Lo que había querido, lo que soñaba, era ir un atardecer -a la hora en que los ladrillos de los tejados se enrojecen, cuando el sol abrasa con mil fuegos las agujas de las iglesias- a pasearse por las murallas de la ciudad con la Santa Cruz en la mano. ¡Oh, cómo les habría hablado a todos! ¡Cómo habría sabido conducirlos al combate, y cómo -estaba absolutamente convencido- habría sabido seducir hasta a los ángeles!
¡Su nombre habría resonado entonces por toda la eternidad, aureolado de una gloria junto a la cual la de Balduino no era nada!

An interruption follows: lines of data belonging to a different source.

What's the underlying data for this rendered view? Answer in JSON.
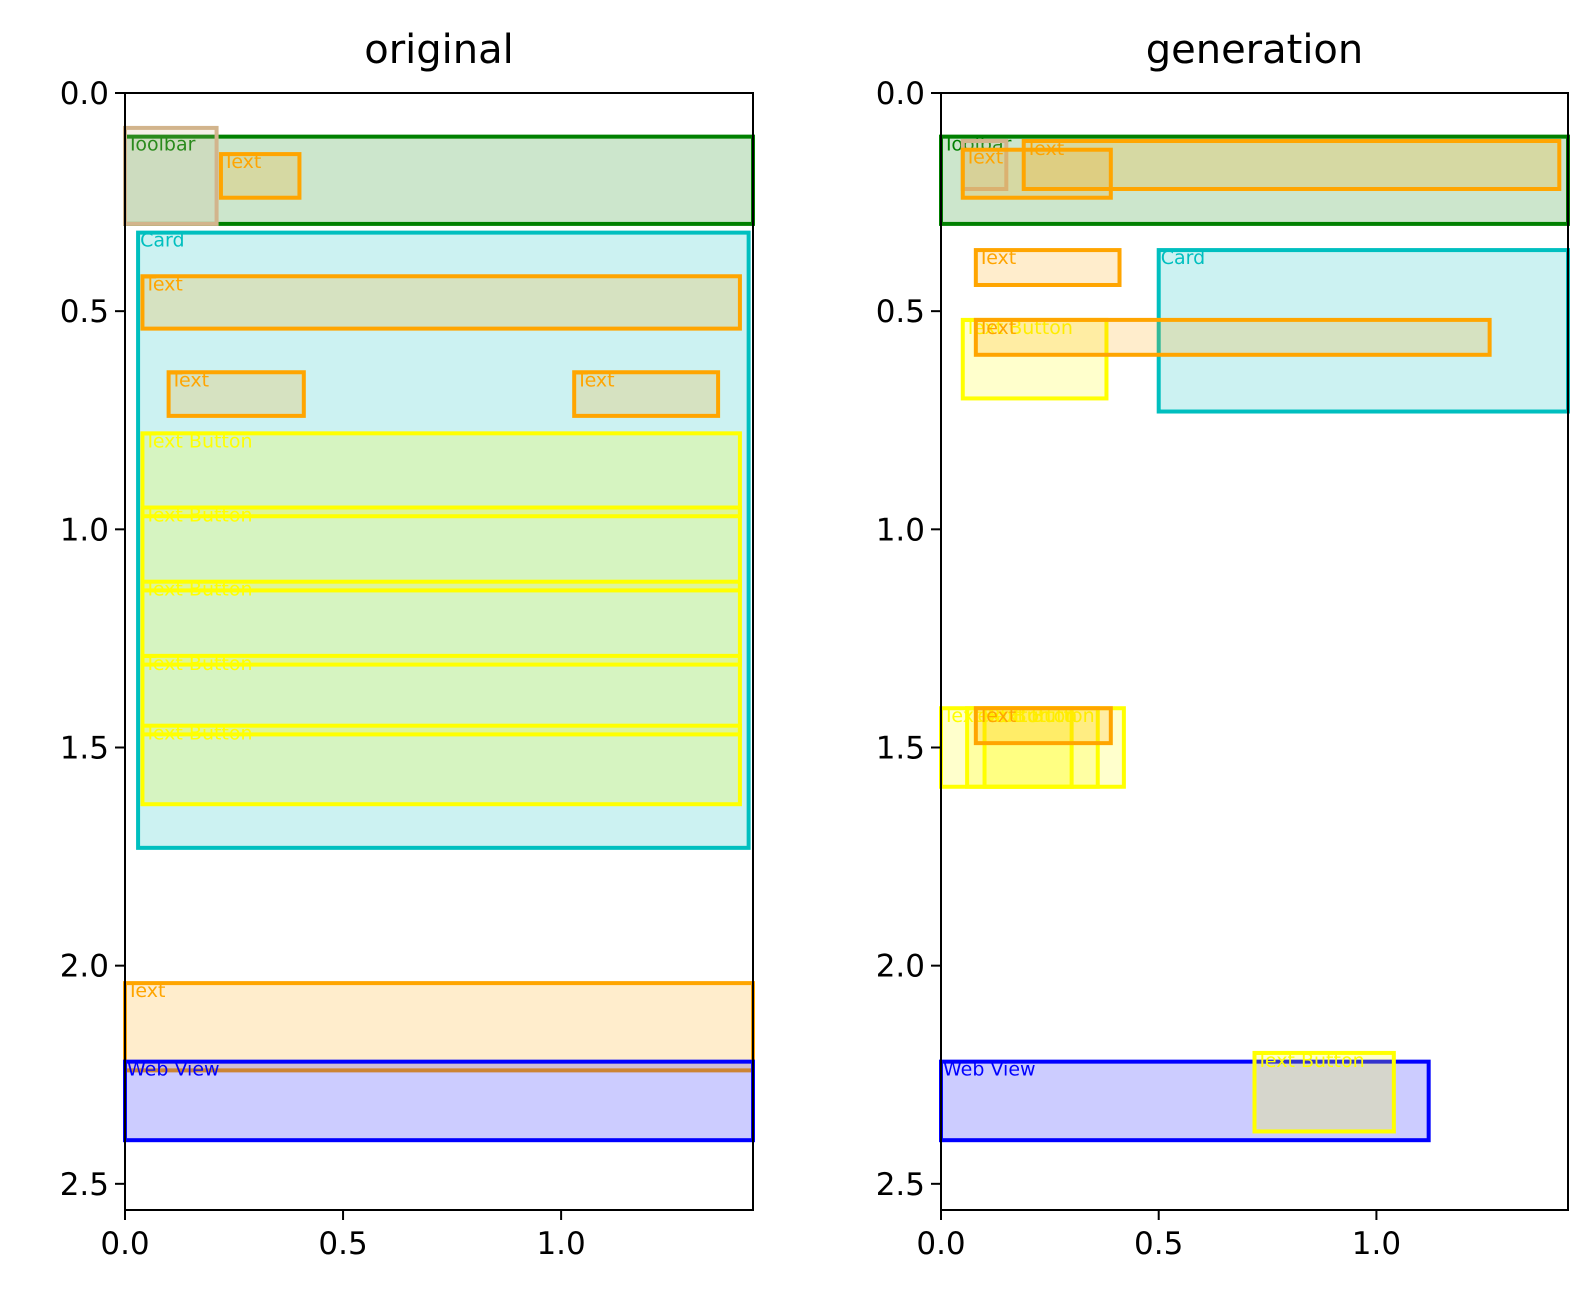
{
  "chart_data": [
    {
      "type": "bounding-box",
      "title": "original",
      "xlim": [
        0,
        1.44
      ],
      "ylim": [
        2.56,
        0
      ],
      "xticks": [
        "0.0",
        "0.5",
        "1.0"
      ],
      "xtick_values": [
        0,
        0.5,
        1.0
      ],
      "yticks": [
        "0.0",
        "0.5",
        "1.0",
        "1.5",
        "2.0",
        "2.5"
      ],
      "ytick_values": [
        0,
        0.5,
        1.0,
        1.5,
        2.0,
        2.5
      ],
      "boxes": [
        {
          "label": "Toolbar",
          "kind": "toolbar",
          "x0": 0.0,
          "y0": 0.1,
          "x1": 1.44,
          "y1": 0.3
        },
        {
          "label": "",
          "kind": "image",
          "x0": 0.0,
          "y0": 0.08,
          "x1": 0.21,
          "y1": 0.3
        },
        {
          "label": "Text",
          "kind": "text",
          "x0": 0.22,
          "y0": 0.14,
          "x1": 0.4,
          "y1": 0.24
        },
        {
          "label": "Card",
          "kind": "card",
          "x0": 0.03,
          "y0": 0.32,
          "x1": 1.43,
          "y1": 1.73
        },
        {
          "label": "Text",
          "kind": "text",
          "x0": 0.04,
          "y0": 0.42,
          "x1": 1.41,
          "y1": 0.54
        },
        {
          "label": "Text",
          "kind": "text",
          "x0": 0.1,
          "y0": 0.64,
          "x1": 0.41,
          "y1": 0.74
        },
        {
          "label": "Text",
          "kind": "text",
          "x0": 1.03,
          "y0": 0.64,
          "x1": 1.36,
          "y1": 0.74
        },
        {
          "label": "Text Button",
          "kind": "button",
          "x0": 0.04,
          "y0": 0.78,
          "x1": 1.41,
          "y1": 0.97
        },
        {
          "label": "Text Button",
          "kind": "button",
          "x0": 0.04,
          "y0": 0.95,
          "x1": 1.41,
          "y1": 1.14
        },
        {
          "label": "Text Button",
          "kind": "button",
          "x0": 0.04,
          "y0": 1.12,
          "x1": 1.41,
          "y1": 1.31
        },
        {
          "label": "Text Button",
          "kind": "button",
          "x0": 0.04,
          "y0": 1.29,
          "x1": 1.41,
          "y1": 1.47
        },
        {
          "label": "Text Button",
          "kind": "button",
          "x0": 0.04,
          "y0": 1.45,
          "x1": 1.41,
          "y1": 1.63
        },
        {
          "label": "Text",
          "kind": "text",
          "x0": 0.0,
          "y0": 2.04,
          "x1": 1.44,
          "y1": 2.24
        },
        {
          "label": "Web View",
          "kind": "webview",
          "x0": 0.0,
          "y0": 2.22,
          "x1": 1.44,
          "y1": 2.4
        }
      ]
    },
    {
      "type": "bounding-box",
      "title": "generation",
      "xlim": [
        0,
        1.44
      ],
      "ylim": [
        2.56,
        0
      ],
      "xticks": [
        "0.0",
        "0.5",
        "1.0"
      ],
      "xtick_values": [
        0,
        0.5,
        1.0
      ],
      "yticks": [
        "0.0",
        "0.5",
        "1.0",
        "1.5",
        "2.0",
        "2.5"
      ],
      "ytick_values": [
        0,
        0.5,
        1.0,
        1.5,
        2.0,
        2.5
      ],
      "boxes": [
        {
          "label": "Toolbar",
          "kind": "toolbar",
          "x0": 0.0,
          "y0": 0.1,
          "x1": 1.44,
          "y1": 0.3
        },
        {
          "label": "",
          "kind": "image",
          "x0": 0.05,
          "y0": 0.11,
          "x1": 0.15,
          "y1": 0.22
        },
        {
          "label": "Text",
          "kind": "text",
          "x0": 0.05,
          "y0": 0.13,
          "x1": 0.39,
          "y1": 0.24
        },
        {
          "label": "Text",
          "kind": "text",
          "x0": 0.19,
          "y0": 0.11,
          "x1": 1.42,
          "y1": 0.22
        },
        {
          "label": "Text",
          "kind": "text",
          "x0": 0.08,
          "y0": 0.36,
          "x1": 0.41,
          "y1": 0.44
        },
        {
          "label": "Card",
          "kind": "card",
          "x0": 0.5,
          "y0": 0.36,
          "x1": 1.44,
          "y1": 0.73
        },
        {
          "label": "Text Button",
          "kind": "button",
          "x0": 0.05,
          "y0": 0.52,
          "x1": 0.38,
          "y1": 0.7
        },
        {
          "label": "Text",
          "kind": "text",
          "x0": 0.08,
          "y0": 0.52,
          "x1": 1.26,
          "y1": 0.6
        },
        {
          "label": "Text Button",
          "kind": "button",
          "x0": 0.0,
          "y0": 1.41,
          "x1": 0.3,
          "y1": 1.59
        },
        {
          "label": "Text Button",
          "kind": "button",
          "x0": 0.06,
          "y0": 1.41,
          "x1": 0.36,
          "y1": 1.59
        },
        {
          "label": "Text Button",
          "kind": "button",
          "x0": 0.1,
          "y0": 1.41,
          "x1": 0.42,
          "y1": 1.59
        },
        {
          "label": "Text",
          "kind": "text",
          "x0": 0.08,
          "y0": 1.41,
          "x1": 0.39,
          "y1": 1.49
        },
        {
          "label": "Web View",
          "kind": "webview",
          "x0": 0.0,
          "y0": 2.22,
          "x1": 1.12,
          "y1": 2.4
        },
        {
          "label": "Text Button",
          "kind": "button",
          "x0": 0.72,
          "y0": 2.2,
          "x1": 1.04,
          "y1": 2.38
        }
      ]
    }
  ],
  "colors": {
    "toolbar": "#008000",
    "image": "#d2b48c",
    "text": "#ffa500",
    "card": "#00bfbf",
    "button": "#ffff00",
    "webview": "#0000ff"
  }
}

¿No había oído hablar de ese milagro que había dado brillo a la primera expedición de los cruzados a Tierra Santa? Un tal Pedro Barthélemy había tenido una visión en la que san Andrés le decía dónde debía cavar para encontrar la Santa Lanza. Registrando el suelo de una antigua catedral, según las indicaciones, Barthélemy había descubierto un viejo hierro oxidado, que pronto fue bautizado como «el hierro de la Santa Lanza». A pesar de algunos escépticos, a los que habían convencido amenazándolos con la horca, los cruzados habían recuperado la moral y se habían lanzado al asalto de Antioquía y, luego, de los turcos concentrados en Kurboqa.
Cada vez la victoria había estado de su lado.
En realidad, Heraclio no sabía qué pensar de aquella historia. El mismo había dado, a cambio de mucho dinero, demasiados certificados de reliquias falsas para creer en todas aquellas habladurías. Pero qué importaba eso: el efecto sobre la multitud era innegable. Necesitaba la reliquia de la Vera Cruz, no para abrir la puerta de los infiernos, como deseaba Chátillon, sino para ganar a la multitud para su causa, ¡y entronizarse como jefe de la resistencia!